I sent a patch to correct that [1].

> Anyway, with the attached debug patch, I can confirm, that only 128 KB
> are used. That could explain the lost messages. The serial log is attached.

The reason for the different behavior of some of the 16 CPU systems is,
that these are two socket systems, and the Skylake systems also seem to
have a lot more PCI devices.

$ lspci | wc -l
281

> On other systems, like my laptop with just four CPUs, despite the 128 KB
> limit, the size of the stored messages is bigger.
>
>     $ grep BUF_SHIFT /boot/config-5.7.0-2-amd64
>     CONFIG_LOG_BUF_SHIFT=17
>     CONFIG_LOG_CPU_MAX_BUF_SHIFT=12
>     CONFIG_PRINTK_SAFE_LOG_BUF_SHIFT=13
>
> But the size of `/dev/kmsg` is 301393 bytes.

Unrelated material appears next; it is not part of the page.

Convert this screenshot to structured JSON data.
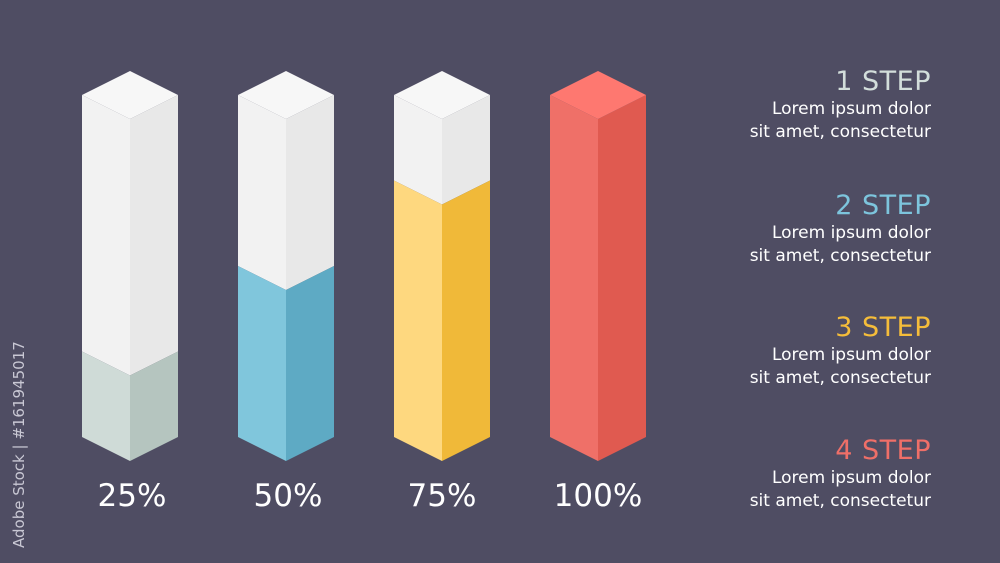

I missesd, that I have `log_buf_len=8M` set on the laptop. (Sorry for
the noise.)

> So I wonder, what knobs decide, when the buffer is wrapped, and messages
> are lost. I also wonder, why the systemd journal does not contain all
> Linux kernel messages.
>
> Lastly, should the default buffer size be increased from 128 KB to 512
> KB as today machines should have enough room?

I am going to send a patch for that.


Kind regards,

Paul


[1]: https://lkml.org/lkml/2020/8/11/110